Jangan salahkan aku, apabila ku punya rasa ini. Rasa yang kurasa juga membebani. Rasa ku bukan rasa yang biasa. Ku memilikinya karena memang ku cinta. Tanpa nafsu, melihat kekayaan, kecantikan, tapi rasa itu datang dan entah mengapa terasa memabukkan.
                 
Aku bingung, sungguh ku bingung. Coba semua ku renungi sepenuh hati. Hasilnya tetap saja sama, rasa itu masih saja ada, dan sangat sulit bagi ku melupakannya. Sekali lagi jangan salahkan ku.
                 
Jangan kau tebar cinta tanpa pertimbangan. Jangan kau jual cinta ke sembarang orang. Cinta itu bukan barang dagangan. Kau harus menjaganya dan betul-betul menjaganya. Aku sungguh takut kalau kau adalah orang yang pencoba.
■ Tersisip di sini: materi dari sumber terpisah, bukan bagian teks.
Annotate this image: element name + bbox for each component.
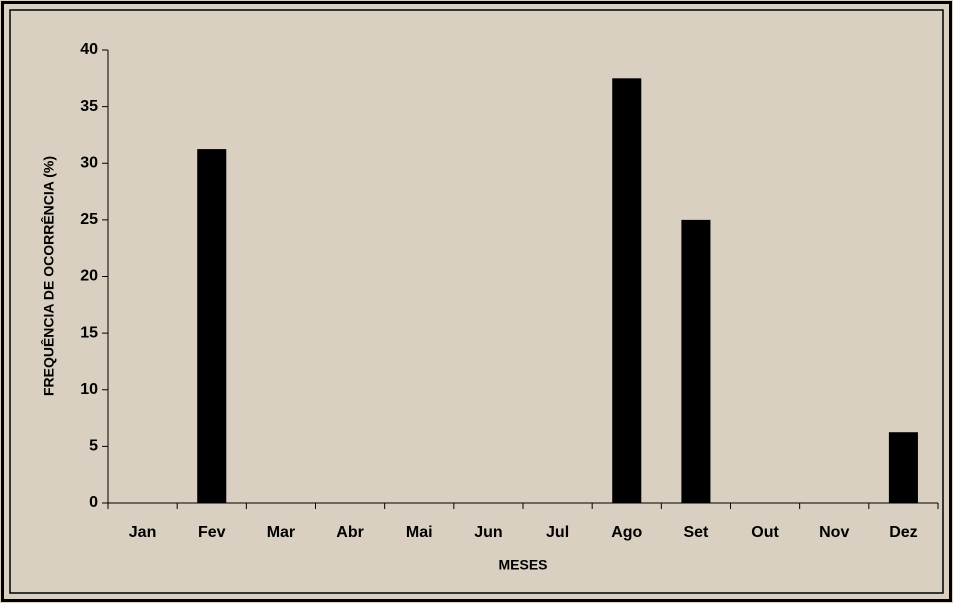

Mencoba sana sini, tetapi tidak dengan hati.
                
Kau harus tahu, bahwa ku menahan rasa ini karena aku khawatir akan dirimu, makanya aku menunggu. Ternyata perkiraan ini salah, ternyata kau lebih dari prasangka ku.
                 
Kini ku tetap pada prinsip ku yang pertama. Semua tetap berjalan, tanpa perlu rasa berlebihan. Kau sudah ku anggap saudara, entah berasal dari cinta atau bukan, entahlah jangan kau tanya aku.
                
Setelah ku tau semua, entah mengapa hati tetap seperti ini. Cinta masih ada, dan semuanya masih berbunga. Mungkin ku masih menyimpan harapan atau mungkin aku sudah dibutakan. Sekali lagi jangan kau tanyakan aku.
                 
Apabila ada yang berkata tidak pantas, aku tanya dimana letak tidak pantasnya? Semua ku jalani tanpa ada yang terlukai. Dengarlah aku, dengarlah hatimu. Sungguh kau mulia, jadi tolong jangan kau nodai.